Anfassen oder nicht? Es kommt darauf an…

Cant touch this - Ich Bin Dein Vater - VaterblogUnser Lempi hat neulich über seine Erfahrungen geschrieben, wenn Fremde das eigene Kind anfassen. Die vielen Kommentare und das Blog von Herzmutter haben mich dazu bewogen, eine kleine Replik zu verfassen. Bei mir ist es nämlich etwas komplizierter: Es kommt darauf an, wo ich bin; in Griechenland oder Deutschland.

Babyvater in Deutschland

Es ist schon eine strange Sache. Wenn fremde Menschen hier in Deutschland auf meine Kleine zugehen, werde ich immer etwas nervös und passe genau auf, dass der Sicherheitsabstand gewahrt bleibt. Kommt eine Person, die mir nicht gefällt, meiner Tochter zu nah, wechsel ich schnell die Szenerie. Das gleiche gilt auch für mich, wenn unbekannte Kinder Kontakt zu mir aufnehmen. Das kommt relativ häufig vor. Ich habe auch eine Theorie, warum mich Kinder so oft anstarren. Es liegt, denke ich, an zwei Dingen. 1. Ich fahre sehr viel mit öffentlichen Verkehrsmitteln und 2. Ich habe positiv ausgedrückt eine ausgeprägte Charakternase. Das aber nur nebenbei. Wenn mich Kinder anstarren, erwidere ich das natürlich.

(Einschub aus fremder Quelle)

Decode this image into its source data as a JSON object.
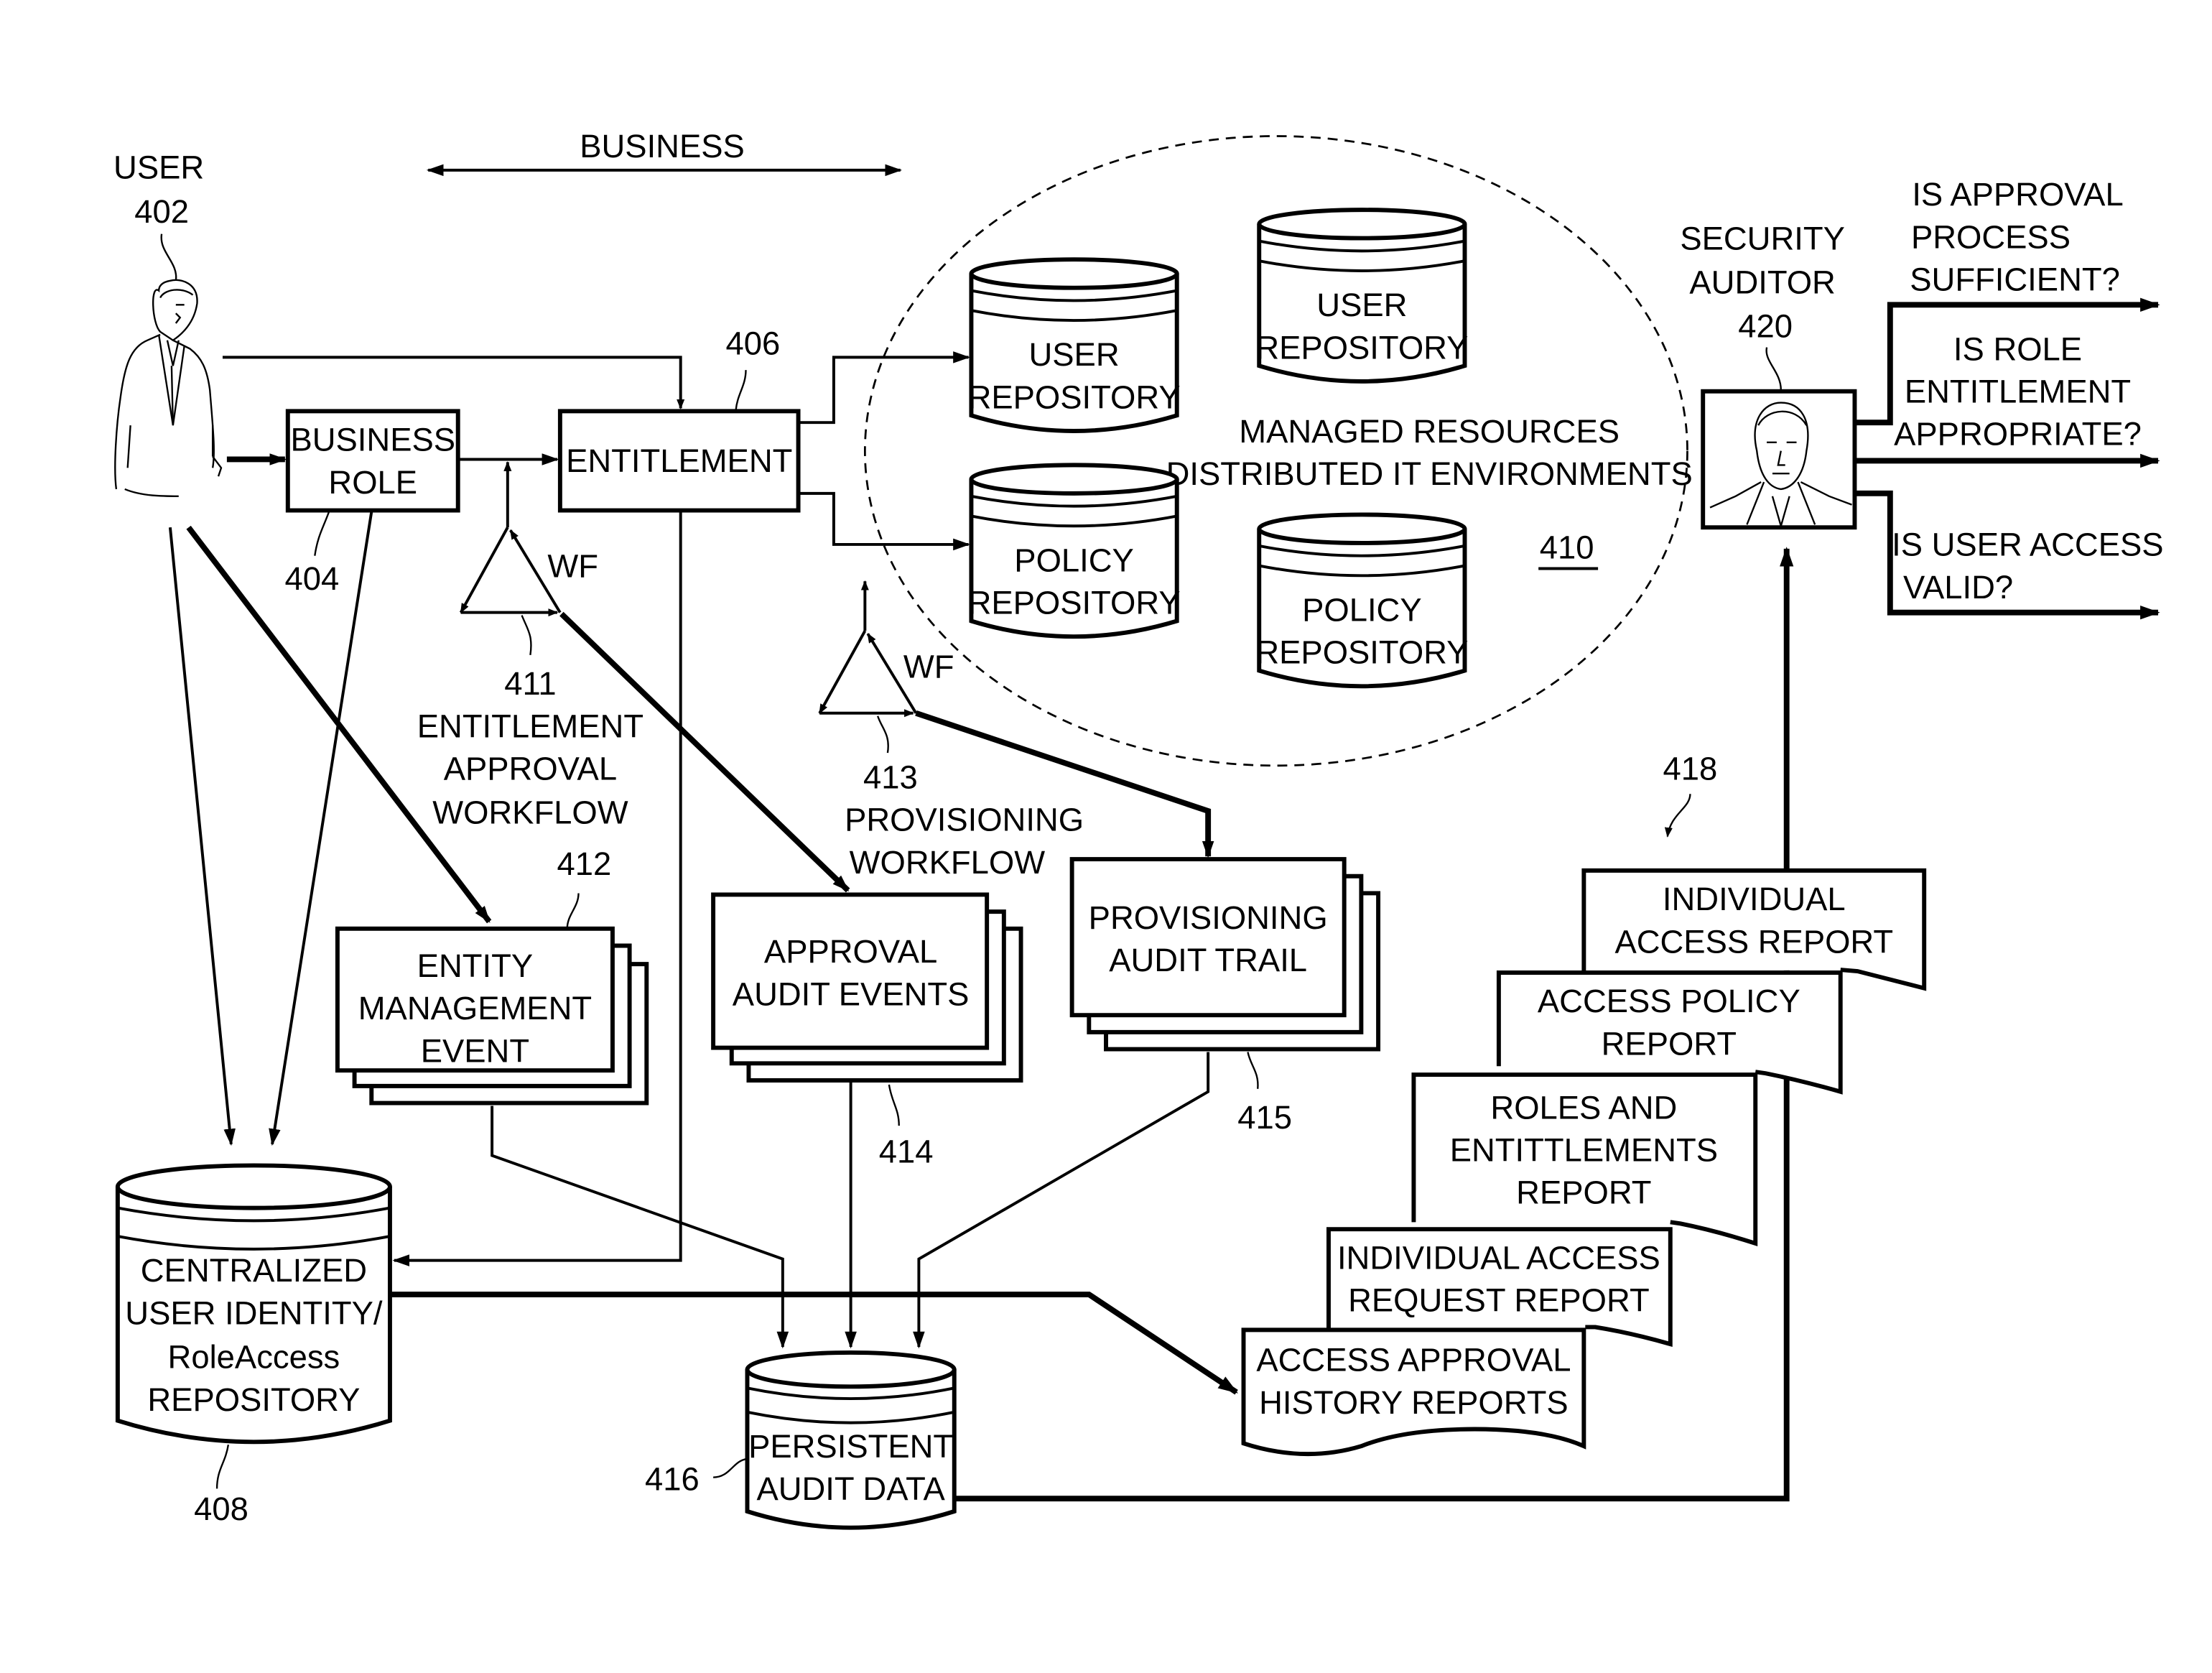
{
  "header": {
    "business_label": "BUSINESS"
  },
  "user": {
    "label": "USER",
    "ref": "402"
  },
  "business_role": {
    "lines": [
      "BUSINESS",
      "ROLE"
    ],
    "ref": "404"
  },
  "entitlement": {
    "label": "ENTITLEMENT",
    "ref": "406"
  },
  "managed_resources": {
    "lines": [
      "MANAGED RESOURCES",
      "DISTRIBUTED IT ENVIRONMENTS"
    ],
    "ref": "410",
    "repositories": [
      {
        "lines": [
          "USER",
          "REPOSITORY"
        ]
      },
      {
        "lines": [
          "POLICY",
          "REPOSITORY"
        ]
      },
      {
        "lines": [
          "USER",
          "REPOSITORY"
        ]
      },
      {
        "lines": [
          "POLICY",
          "REPOSITORY"
        ]
      }
    ]
  },
  "workflows": [
    {
      "tag": "WF",
      "ref": "411",
      "lines": [
        "ENTITLEMENT",
        "APPROVAL",
        "WORKFLOW"
      ]
    },
    {
      "tag": "WF",
      "ref": "413",
      "lines": [
        "PROVISIONING",
        "WORKFLOW"
      ]
    }
  ],
  "event_stacks": [
    {
      "ref": "412",
      "lines": [
        "ENTITY",
        "MANAGEMENT",
        "EVENT"
      ]
    },
    {
      "ref": "414",
      "lines": [
        "APPROVAL",
        "AUDIT EVENTS"
      ]
    },
    {
      "ref": "415",
      "lines": [
        "PROVISIONING",
        "AUDIT TRAIL"
      ]
    }
  ],
  "central_repository": {
    "lines": [
      "CENTRALIZED",
      "USER IDENTITY/",
      "RoleAccess",
      "REPOSITORY"
    ],
    "ref": "408"
  },
  "persistent_audit": {
    "lines": [
      "PERSISTENT",
      "AUDIT DATA"
    ],
    "ref": "416"
  },
  "reports": {
    "ref": "418",
    "items": [
      {
        "lines": [
          "INDIVIDUAL",
          "ACCESS REPORT"
        ]
      },
      {
        "lines": [
          "ACCESS POLICY",
          "REPORT"
        ]
      },
      {
        "lines": [
          "ROLES AND",
          "ENTITTLEMENTS",
          "REPORT"
        ]
      },
      {
        "lines": [
          "INDIVIDUAL ACCESS",
          "REQUEST REPORT"
        ]
      },
      {
        "lines": [
          "ACCESS APPROVAL",
          "HISTORY REPORTS"
        ]
      }
    ]
  },
  "auditor": {
    "lines": [
      "SECURITY",
      "AUDITOR"
    ],
    "ref": "420"
  },
  "questions": [
    {
      "lines": [
        "IS APPROVAL",
        "PROCESS",
        "SUFFICIENT?"
      ]
    },
    {
      "lines": [
        "IS ROLE",
        "ENTITLEMENT",
        "APPROPRIATE?"
      ]
    },
    {
      "lines": [
        "IS USER ACCESS",
        "VALID?"
      ]
    }
  ]
}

Nähere ich mich der Teppichratte, schau ich mit meinem peripheren Blick Kind und Elternteil gleichzeitig an. Wenn ich merke, dass ich zu weit gehe, was noch nie vorgekommen ist, stoppe ich meine Gesichtsdisko. Es sind diese kleinen Alltagsdinge, die man beachten und einhalten muss. Aus Respekt dem Kind gegenüber. Es ist aber auch so, das man in Deutschland sehr viele inoffizielle Regeln beachten muss. Die ungeschriebenen Gesetze des Zusammenlebens können einen erschlagen. Es gibt so viele davon, dass man das Gefühl hat, man lebt in ständiger Kontrolle. Unter dem Deckmantel der guten Erziehung mäßigen wir ständig uns selber und unsere Kleinen. Das Thema treibt mich schon länger um. Ich habe auch versucht dieses Trauma 😉 in einem Blogpost zu beschreiben, was mir sehr schwer gefallen ist. Letztendlich bemerkt man diese unzähligen Verhaltensregeln, wenn man für eine längere Zeit verreist ist. In meiner zweiten Heimat Griechenland sieht die Sache ganz anders aus.

Babyvater in Griechenland

Wenn ich in Griechenland bin, ändert sich nicht nur meine Umgebung, sondern auch gewisse Merkmale meiner Persönlichkeit. Ich glaube nicht, dass ich schizophren bin, aber die äußerlichen Verhältnisse richten meinen inneres Kompass neu aus. Ich behaupte mal, dass Griechen die Privatssphäre sehr respektieren und das Konversationen trotzdem körperbetonter vonstattengehen. Kaum ein Gesprächspartner, der nicht seine Hand auf die Schulter legt und fester zukneift, wenn er seine Argumente auch dem letzten Nervenstrang zu verdeutlichen versucht. Ihr könnt Euch dahher vorstellen, wie mit Kindern und insbesondere Babys umgegangen wird. Als ich meine Kleine meinen deutschen Freunden zum ersten  Mal präsentierte, herrschte eine respektvolle Distanz, die in Erfurcht überging. Ich sah eine große Unsicherheit in ihren Augen. Erwachsene Menschen waren in diesem Moment so hilflos, wie unsere Politiker bei der NSA-Affäre. Ganz anders in Griechenland: Mein bester Kumpel Giorgos, schleuderte meine damals 16 Monate junge Tochter quer durch die ganze Wohnung, gab ihr Küsschen en masse und ließ sie nicht mehr los. Natürlich war sie verwundert, aber nach zwei Minuten wollte sie nicht mehr weg von ihm. Bis heute sagt sie Gogo, wenn wir Bilder von ihm sehen. Klar, ich weiß. Gogo ist ein Bekannter und kein Fremder, aber ich bin generell offener unterwegs. Ob Touris oder Unbekannte: Wenn ich sehe, dass Personen offen und freundlich auf meine Kleine zugehen, lasse ich es generell zu. Sind die Fremden mürrisch oder haben ein „bösen Blick“, wie wir Griechen sagen, gibt es eine Watsche. Meine Reaktion ist also eher emotional und nicht kategorisch bedingt. Zum Glück. Wenn nicht, müsste ich mich den halben Urlaub lang mit Straßenkämpfen beschäftigen. Vielleicht wäre das ja eine gute Idee, dann könnte ich meine Charakternase etwas richten lassen…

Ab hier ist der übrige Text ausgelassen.